Louie
April 21st 2009 was a day that changed my life. I didn't know it then, but that day was the day you came into my life. You were the cutest 1 day old baby along with your mom and 5 litter mates. By 3 weeks old, you boosted yourself out of the box, using your litter mates as stepping stones, to find me. You knew you belonged with me and by 4 weeks, I tearfully told the animal shelter I couldn't return you to be adopted, for you adopted me.
You were a spoiled, stubborn brat. You didn't bond to anyone else but me: no person or cat. You were mine and I was yours. I loved you unconditionally and without measure, just as you loved me. You were always the one I could count on: to comfort me, to vex me, to amuse me, and to love me. You were my sweet baby Louie Lou, my baba Louiekins, the one I could count on to find me.
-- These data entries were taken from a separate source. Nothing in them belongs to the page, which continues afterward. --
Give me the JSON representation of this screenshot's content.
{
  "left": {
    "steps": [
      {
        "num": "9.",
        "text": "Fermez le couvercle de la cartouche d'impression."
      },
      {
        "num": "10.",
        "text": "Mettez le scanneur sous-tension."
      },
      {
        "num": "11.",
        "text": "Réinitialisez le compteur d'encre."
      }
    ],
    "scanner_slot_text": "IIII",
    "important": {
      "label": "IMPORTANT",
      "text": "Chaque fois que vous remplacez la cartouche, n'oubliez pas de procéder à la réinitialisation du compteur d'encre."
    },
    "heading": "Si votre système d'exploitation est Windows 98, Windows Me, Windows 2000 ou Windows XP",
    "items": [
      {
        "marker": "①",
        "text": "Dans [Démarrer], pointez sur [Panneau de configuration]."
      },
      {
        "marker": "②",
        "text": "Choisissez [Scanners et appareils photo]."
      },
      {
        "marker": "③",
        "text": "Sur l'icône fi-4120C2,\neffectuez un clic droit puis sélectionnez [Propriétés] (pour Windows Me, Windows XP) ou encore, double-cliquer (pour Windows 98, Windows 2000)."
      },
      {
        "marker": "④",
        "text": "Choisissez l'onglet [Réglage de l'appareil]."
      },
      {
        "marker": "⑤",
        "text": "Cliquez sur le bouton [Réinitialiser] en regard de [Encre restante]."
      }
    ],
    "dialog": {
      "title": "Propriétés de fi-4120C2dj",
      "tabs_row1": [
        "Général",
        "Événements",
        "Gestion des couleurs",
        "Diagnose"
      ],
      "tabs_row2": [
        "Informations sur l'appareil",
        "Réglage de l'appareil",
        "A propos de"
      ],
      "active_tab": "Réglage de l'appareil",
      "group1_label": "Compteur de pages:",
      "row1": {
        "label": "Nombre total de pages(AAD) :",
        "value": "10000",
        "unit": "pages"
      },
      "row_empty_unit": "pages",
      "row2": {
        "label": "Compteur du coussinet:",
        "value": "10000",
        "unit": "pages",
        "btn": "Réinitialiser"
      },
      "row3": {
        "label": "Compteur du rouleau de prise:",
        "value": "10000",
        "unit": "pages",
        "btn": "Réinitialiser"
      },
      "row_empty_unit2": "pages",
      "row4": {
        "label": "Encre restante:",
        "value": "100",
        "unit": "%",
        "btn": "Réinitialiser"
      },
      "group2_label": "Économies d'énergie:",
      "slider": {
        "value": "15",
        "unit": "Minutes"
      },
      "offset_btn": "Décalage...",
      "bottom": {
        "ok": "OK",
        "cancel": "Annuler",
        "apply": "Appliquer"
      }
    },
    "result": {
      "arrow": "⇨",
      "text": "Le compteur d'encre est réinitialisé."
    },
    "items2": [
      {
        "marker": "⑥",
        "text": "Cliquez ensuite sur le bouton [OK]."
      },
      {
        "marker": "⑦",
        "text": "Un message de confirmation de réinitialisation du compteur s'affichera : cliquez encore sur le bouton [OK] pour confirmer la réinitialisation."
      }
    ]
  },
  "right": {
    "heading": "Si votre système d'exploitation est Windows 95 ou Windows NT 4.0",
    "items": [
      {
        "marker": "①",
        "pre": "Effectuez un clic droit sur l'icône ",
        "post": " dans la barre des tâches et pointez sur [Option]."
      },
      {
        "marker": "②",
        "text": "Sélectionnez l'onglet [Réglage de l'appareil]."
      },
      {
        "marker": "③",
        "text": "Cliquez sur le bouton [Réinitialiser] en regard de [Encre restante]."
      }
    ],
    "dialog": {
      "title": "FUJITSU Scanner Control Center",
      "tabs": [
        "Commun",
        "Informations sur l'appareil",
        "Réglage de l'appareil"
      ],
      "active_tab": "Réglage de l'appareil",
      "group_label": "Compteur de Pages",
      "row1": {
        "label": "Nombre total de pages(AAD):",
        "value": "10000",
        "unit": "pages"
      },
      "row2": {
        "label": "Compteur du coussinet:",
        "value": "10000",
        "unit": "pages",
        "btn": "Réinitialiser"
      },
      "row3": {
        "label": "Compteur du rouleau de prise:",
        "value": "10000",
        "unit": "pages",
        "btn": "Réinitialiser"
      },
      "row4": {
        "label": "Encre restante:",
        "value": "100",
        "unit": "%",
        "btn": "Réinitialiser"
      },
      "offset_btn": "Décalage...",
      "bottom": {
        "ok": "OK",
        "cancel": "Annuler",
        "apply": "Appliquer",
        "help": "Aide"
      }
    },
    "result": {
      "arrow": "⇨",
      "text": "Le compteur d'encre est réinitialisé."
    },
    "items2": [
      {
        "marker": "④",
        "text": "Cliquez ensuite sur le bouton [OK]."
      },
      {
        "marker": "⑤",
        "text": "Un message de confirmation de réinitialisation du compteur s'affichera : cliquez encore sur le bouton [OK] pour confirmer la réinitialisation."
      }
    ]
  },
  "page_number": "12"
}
I'm so sorry I didn't let you stay. I know you wanted to stay. I know you would've gone through any measure of pain and discomfort to stay with me. I know you loved me that much. But I loved you that much too, and I loved you so much I had to say goodbye to you. Louie, I know you would've stayed but I refused to let you suffer. I refused to let you waste away. I refused to let you be in pain that I could not fix. Forgive me baby, but I couldn't let the lymphoma continue to consume you.
I love you Louie. I've always loved you and will always love you. 13 years was not enough and I will treasure each and every moment in those 13 years I had with you. You will always be with me. Always. Rest baby, just rest with no suffering, and know I will always keep you close and never abandon you. I love you baba Lou. Always.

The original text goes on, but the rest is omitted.